Les concertations engagées sans cadre préalable entretiennent le flou autour de la refondation et alimentent la méfiance de la société civile autour de la conduite de la transition.

Deux mois après la mise en place du gouvernement de transition, le mot « refondation » continue de circuler dans les discours officiels, mais son contenu demeure insaisissable pour une partie des acteurs qui ont contribué à la chute de l’ancien régime. La société civile et une frange de la jeunesse mobilisée lors du mouvement restent dans l’attente d’un signal politique fort, celui de l’adoption d’une feuille de route claire pour encadrer la transition.

Depuis les premiers jours ayant suivi l’éviction du président Andry Rajoelina, la demande est pourtant constante notamment de la part de la société civile qui estime qu’avant toute concertation, avant toute réforme, il faudrait un cadre matérialisé par une feuille de route.
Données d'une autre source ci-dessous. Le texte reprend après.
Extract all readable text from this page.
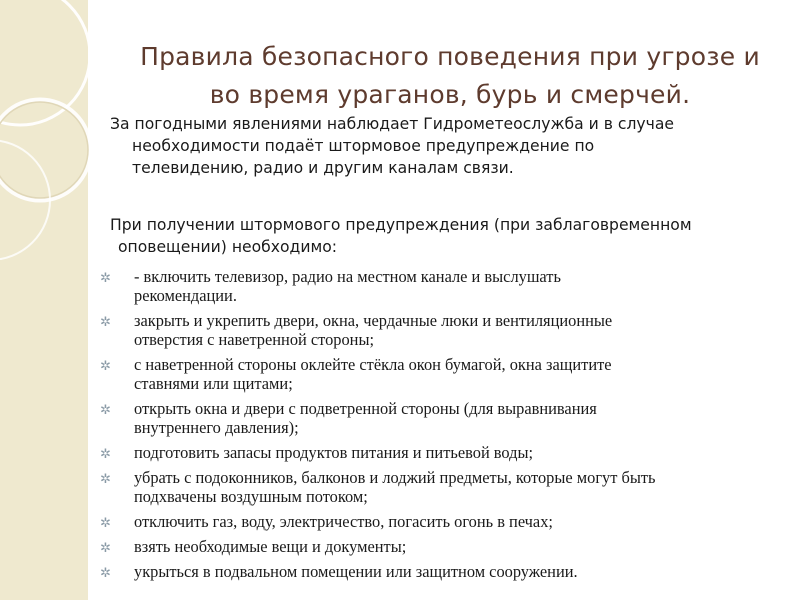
Правила безопасного поведения при угрозе и
во время ураганов, бурь и смерчей.

За погодными явлениями наблюдает Гидрометеослужба и в случае
необходимости подаёт штормовое предупреждение по
телевидению, радио и другим каналам связи.

При получении штормового предупреждения (при заблаговременном
оповещении) необходимо:

✲ - включить телевизор, радио на местном канале и выслушать
рекомендации.
✲ закрыть и укрепить двери, окна, чердачные люки и вентиляционные
отверстия с наветренной стороны;
✲ с наветренной стороны оклейте стёкла окон бумагой, окна защитите
ставнями или щитами;
✲ открыть окна и двери с подветренной стороны (для выравнивания
внутреннего давления);
✲ подготовить запасы продуктов питания и питьевой воды;
✲ убрать с подоконников, балконов и лоджий предметы, которые могут быть
подхвачены воздушным потоком;
✲ отключить газ, воду, электричество, погасить огонь в печах;
✲ взять необходимые вещи и документы;
✲ укрыться в подвальном помещении или защитном сооружении.
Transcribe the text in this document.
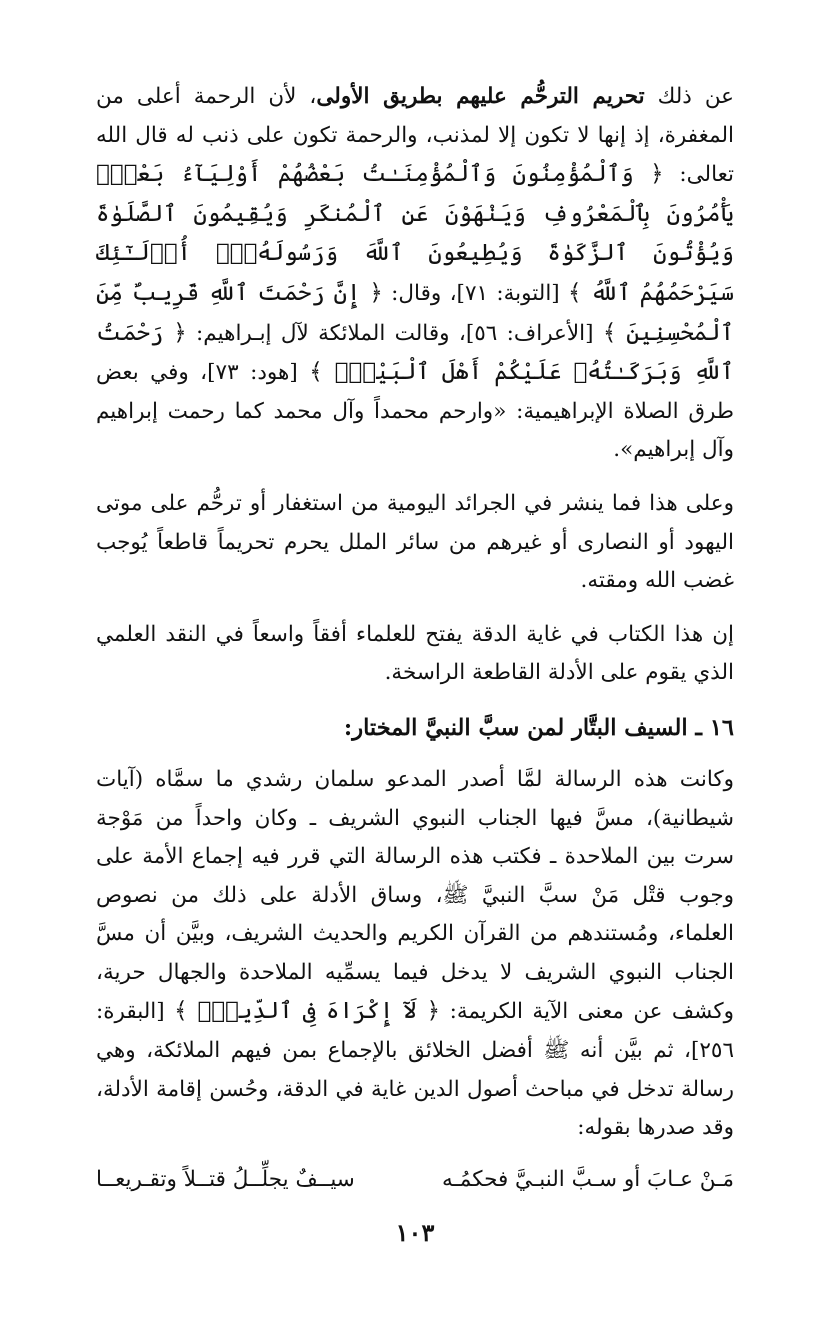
عن ذلك تحريم الترحُّم عليهم بطريق الأولى، لأن الرحمة أعلى من المغفرة، إذ إنها لا تكون إلا لمذنب، والرحمة تكون على ذنب له قال الله تعالى: ﴿ وَٱلْمُؤْمِنُونَ وَٱلْمُؤْمِنَـٰتُ بَعْضُهُمْ أَوْلِيَآءُ بَعْضٍۚ يَأْمُرُونَ بِٱلْمَعْرُوفِ وَيَنْهَوْنَ عَنِ ٱلْمُنكَرِ وَيُقِيمُونَ ٱلصَّلَوٰةَ وَيُؤْتُونَ ٱلزَّكَوٰةَ وَيُطِيعُونَ ٱللَّهَ وَرَسُولَهُۥٓۚ أُو۟لَـٰٓئِكَ سَيَرْحَمُهُمُ ٱللَّهُ ﴾ [التوبة: ٧١]، وقال: ﴿ إِنَّ رَحْمَتَ ٱللَّهِ قَرِيبٌ مِّنَ ٱلْمُحْسِنِينَ ﴾ [الأعراف: ٥٦]، وقالت الملائكة لآل إبـراهيم: ﴿ رَحْمَتُ ٱللَّهِ وَبَرَكَـٰتُهُۥ عَلَيْكُمْ أَهْلَ ٱلْبَيْتِۚ ﴾ [هود: ٧٣]، وفي بعض طرق الصلاة الإبراهيمية: «وارحم محمداً وآل محمد كما رحمت إبراهيم وآل إبراهيم».

وعلى هذا فما ينشر في الجرائد اليومية من استغفار أو ترحُّم على موتى اليهود أو النصارى أو غيرهم من سائر الملل يحرم تحريماً قاطعاً يُوجب غضب الله ومقته.

إن هذا الكتاب في غاية الدقة يفتح للعلماء أفقاً واسعاً في النقد العلمي الذي يقوم على الأدلة القاطعة الراسخة.

١٦ ـ السيف البتَّار لمن سبَّ النبيَّ المختار:

وكانت هذه الرسالة لمَّا أصدر المدعو سلمان رشدي ما سمَّاه (آيات شيطانية)، مسَّ فيها الجناب النبوي الشريف ـ وكان واحداً من مَوْجة سرت بين الملاحدة ـ فكتب هذه الرسالة التي قرر فيه إجماع الأمة على وجوب قتْل مَنْ سبَّ النبيَّ ﷺ، وساق الأدلة على ذلك من نصوص العلماء، ومُستندهم من القرآن الكريم والحديث الشريف، وبيَّن أن مسَّ الجناب النبوي الشريف لا يدخل فيما يسمِّيه الملاحدة والجهال حرية، وكشف عن معنى الآية الكريمة: ﴿ لَآ إِكْرَاهَ فِى ٱلدِّينِۖ ﴾ [البقرة: ٢٥٦]، ثم بيَّن أنه ﷺ أفضل الخلائق بالإجماع بمن فيهم الملائكة، وهي رسالة تدخل في مباحث أصول الدين غاية في الدقة، وحُسن إقامة الأدلة، وقد صدرها بقوله:

مَـنْ عـابَ أو سـبَّ النبـيَّ فحكمُـه
سيــفٌ يجلِّــلُ قتــلاً وتقـريعــا
١٠٣
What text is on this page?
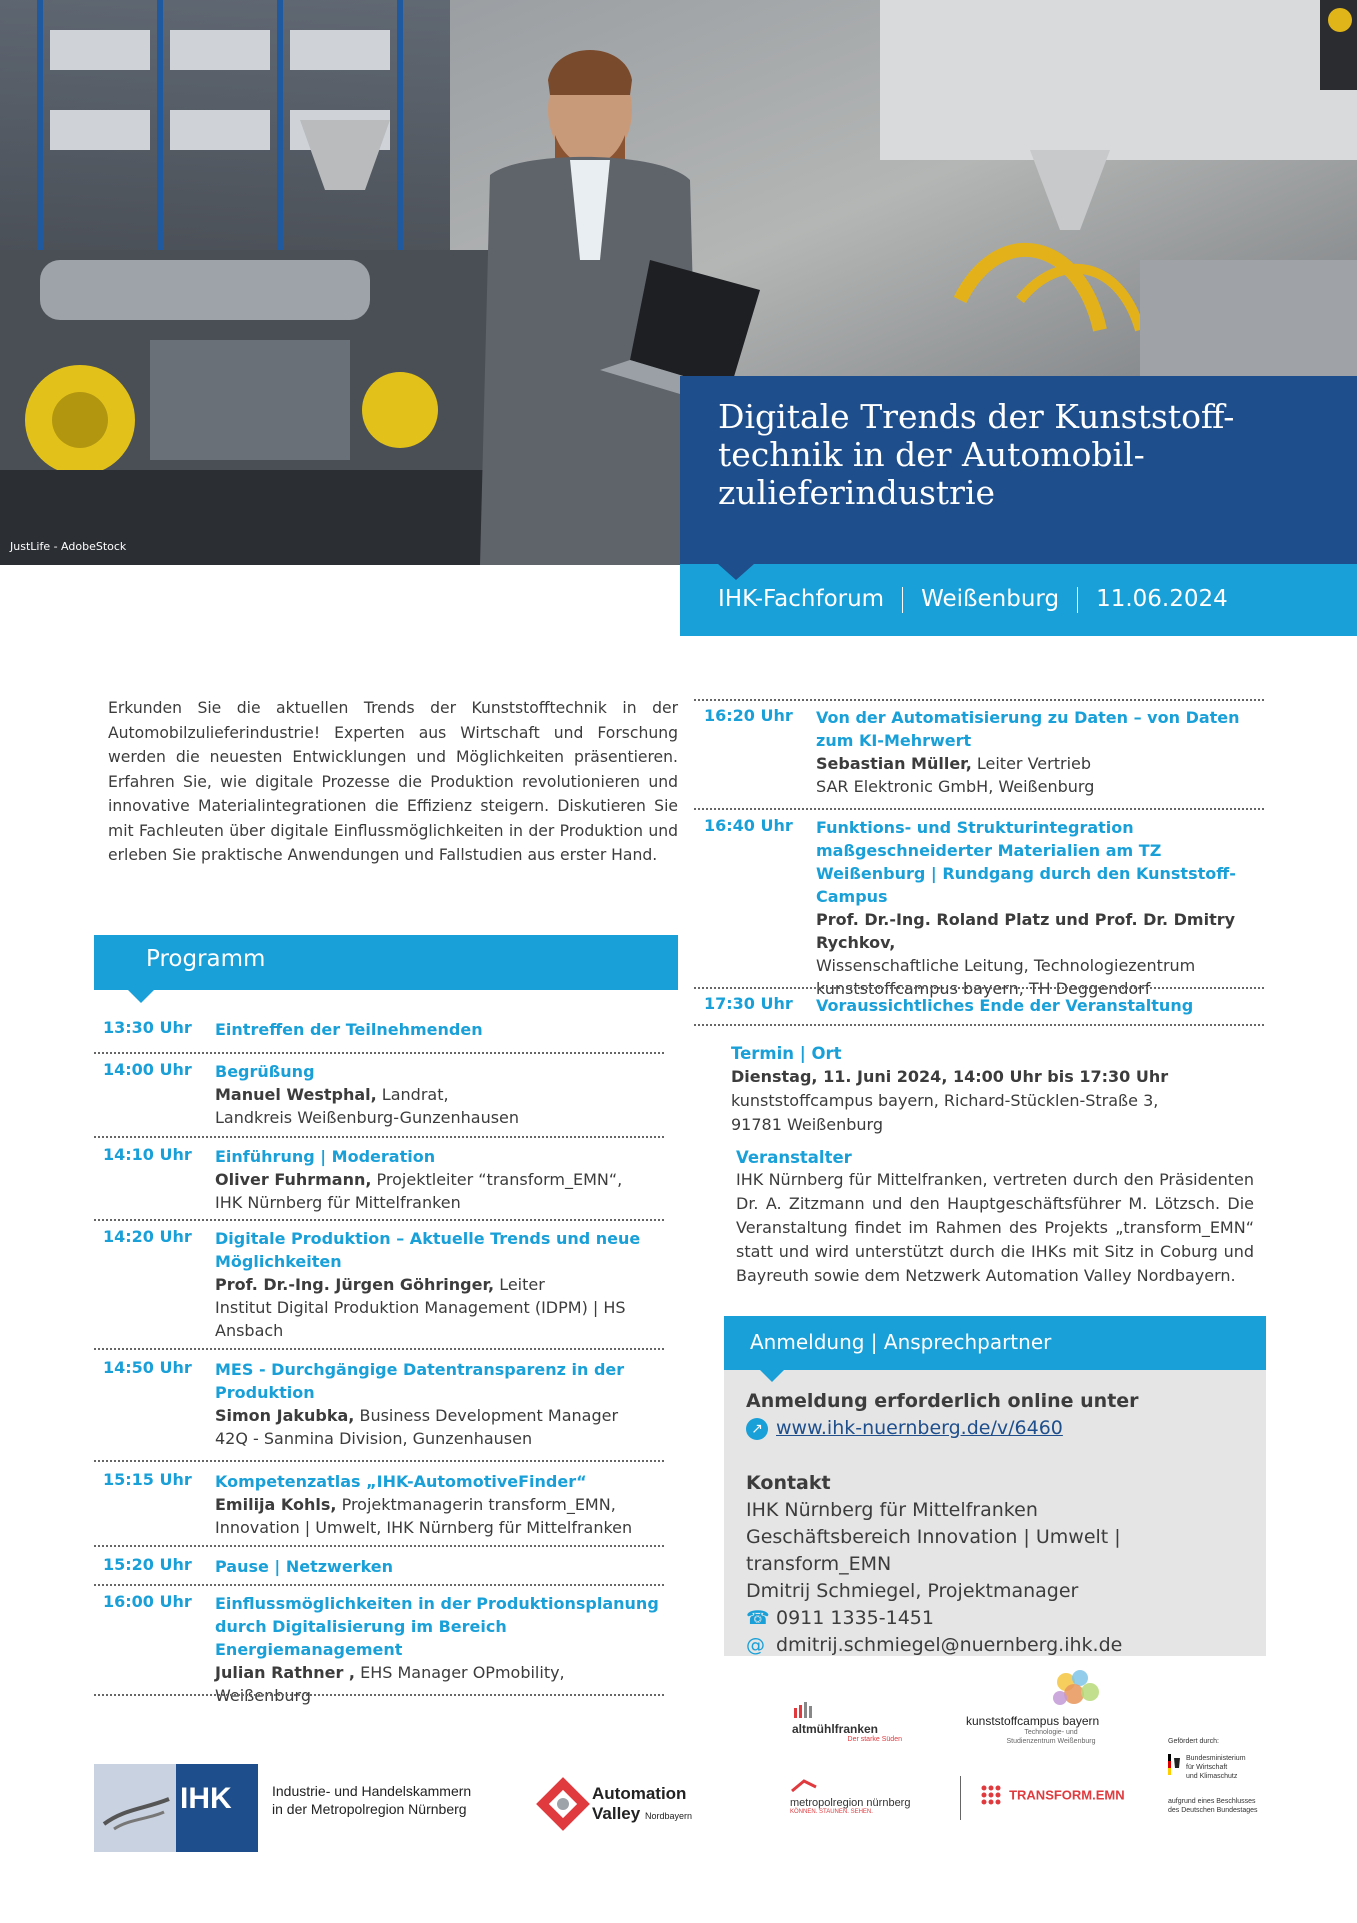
JustLife - AdobeStock
Digitale Trends der Kunststoff-
technik in der Automobil-
zulieferindustrie
IHK-Fachforum Weißenburg 11.06.2024
Erkunden Sie die aktuellen Trends der Kunststofftechnik in der Automobilzulieferindustrie! Experten aus Wirtschaft und Forschung werden die neuesten Entwicklungen und Möglichkeiten präsentieren. Erfahren Sie, wie digitale Prozesse die Produktion revolutionieren und innovative Materialintegrationen die Effizienz steigern. Diskutieren Sie mit Fachleuten über digitale Einflussmöglichkeiten in der Produktion und erleben Sie praktische Anwendungen und Fallstudien aus erster Hand.
Programm
13:30 Uhr Eintreffen der Teilnehmenden
14:00 Uhr Begrüßung
Manuel Westphal, Landrat,
Landkreis Weißenburg-Gunzenhausen
14:10 Uhr Einführung | Moderation
Oliver Fuhrmann, Projektleiter “transform_EMN“,
IHK Nürnberg für Mittelfranken
14:20 Uhr Digitale Produktion – Aktuelle Trends und neue Möglichkeiten
Prof. Dr.-Ing. Jürgen Göhringer, Leiter
Institut Digital Produktion Management (IDPM) | HS Ansbach
14:50 Uhr MES - Durchgängige Datentransparenz in der Produktion
Simon Jakubka, Business Development Manager
42Q - Sanmina Division, Gunzenhausen
15:15 Uhr Kompetenzatlas „IHK-AutomotiveFinder“
Emilija Kohls, Projektmanagerin transform_EMN,
Innovation | Umwelt, IHK Nürnberg für Mittelfranken
15:20 Uhr Pause | Netzwerken
16:00 Uhr Einflussmöglichkeiten in der Produktionsplanung durch Digitalisierung im Bereich Energiemanagement
Julian Rathner , EHS Manager OPmobility,
Weißenburg
16:20 Uhr Von der Automatisierung zu Daten – von Daten zum KI-Mehrwert
Sebastian Müller, Leiter Vertrieb
SAR Elektronic GmbH, Weißenburg
16:40 Uhr Funktions- und Strukturintegration maßgeschneiderter Materialien am TZ Weißenburg | Rundgang durch den Kunststoff-Campus
Prof. Dr.-Ing. Roland Platz und Prof. Dr. Dmitry Rychkov,
Wissenschaftliche Leitung, Technologiezentrum kunststoffcampus bayern, TH Deggendorf
17:30 Uhr Voraussichtliches Ende der Veranstaltung
Termin | Ort
Dienstag, 11. Juni 2024, 14:00 Uhr bis 17:30 Uhr
kunststoffcampus bayern, Richard-Stücklen-Straße 3,
91781 Weißenburg
Veranstalter
IHK Nürnberg für Mittelfranken, vertreten durch den Präsidenten Dr. A. Zitzmann und den Hauptgeschäftsführer M. Lötzsch. Die Veranstaltung findet im Rahmen des Projekts „transform_EMN“ statt und wird unterstützt durch die IHKs mit Sitz in Coburg und Bayreuth sowie dem Netzwerk Automation Valley Nordbayern.
Anmeldung | Ansprechpartner
Anmeldung erforderlich online unter
↗ www.ihk-nuernberg.de/v/6460
Kontakt
IHK Nürnberg für Mittelfranken
Geschäftsbereich Innovation | Umwelt | transform_EMN
Dmitrij Schmiegel, Projektmanager
☎ 0911 1335-1451
@ dmitrij.schmiegel@nuernberg.ihk.de
IHK	Industrie- und Handelskammern
in der Metropolregion Nürnberg
Automation
Valley Nordbayern
altmühlfranken
Der starke Süden
kunststoffcampus bayern
Technologie- und
Studienzentrum Weißenburg
metropolregion nürnberg
KÖNNEN. STAUNEN. SEHEN.
TRANSFORM.EMN
Gefördert durch:
Bundesministerium
für Wirtschaft
und Klimaschutz
aufgrund eines Beschlusses
des Deutschen Bundestages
Selon elle, cette feuille de route devrait être issue d’une concertation préalable, inclusive, engageante, permettant de définir les règles du jeu, le calendrier, les responsabilités et les garanties. Mais à ce stade, cet appel semble rester lettre morte.

Les dernières prises de parole de l’exécutif n’ont fait que renforcer cette situation. Lors de son allocution de vœux pour la nouvelle année, le président de la Refondation de la République, le colonel Michael Randrianirina, n’a fait aucune référence à cette exigence centrale portée par la société civile. Même constat du côté du Premier ministre Herintsalama Rajaonarivelo. Invité d’une émission spéciale, le chef du gouvernement a développé la politique générale de l’Etat conçu sur un horizon de vingt-quatre mois devant aboutir à l’installation d’un nouveau gouvernement issu des urnes. Mais là encore, aucune annonce sur le cadre politique censé structurer cette transition. Il a toutefois affirmé son intention de ne pas se porter candidat aux prochaines élections, au nom de l’équité du processus. Une position qui rejoint d’ailleurs l’un des principes défendus par les promoteurs d’une feuille de route de la transition.

Légitimité

Dans le même temps, le ministère d’État en charge de la Refondation a lancé des consultations régionales, présentées par Herintsalama Rajaonarivelo comme l’expression d’une « démocratie populaire » fondée sur le respect des idées de chacun. Une démarche que le gouvernement met en avant, mais qui, aux yeux de la société civile, inverse l’ordre des priorités. Pour ces acteurs, la concertation ne peut un fois de plus être crédible sans un cadre préalablement défini. Le risque, selon eux, est de voir la transition se dérouler selon des choix unilatéraux.

L’Observatoire des élections Safidy a récemment ravivé le débat en exprimant ses inquiétudes sur l’issue de la transition dans le schéma actuel. L’organisation pointe notamment le maintien de la Commission électorale nationale indépendante et de la Haute Cour constitutionnelle, malgré de nouvelles nominations, alors même que leur légitimité et leur crédibilité pour conduire des réformes électorales sont contestées. Dans ce contexte, Safidy réitère l’appel à une concertation préalable inclusive, en vue de l’adoption d’une feuille de route « juridiquement et politiquement » sécurisante pour l’ensemble du processus.

Pour Ony Radert, membre de la société civile, le problème est plus fondamental encore. « C’est comme si le gouvernement actuel oublie qu’il n’est pas issu d’une élection », lance-t-elle. Pour elle, sans concertation préalable avec les forces vives sur la manière de conduire la transition, la légitimité reste fragile. « Persister dans cette voie reviendrait à répéter les erreurs des transitions passées, qui n’ont pas toujours produit les résultats espérés pour le pays », conclut-elle.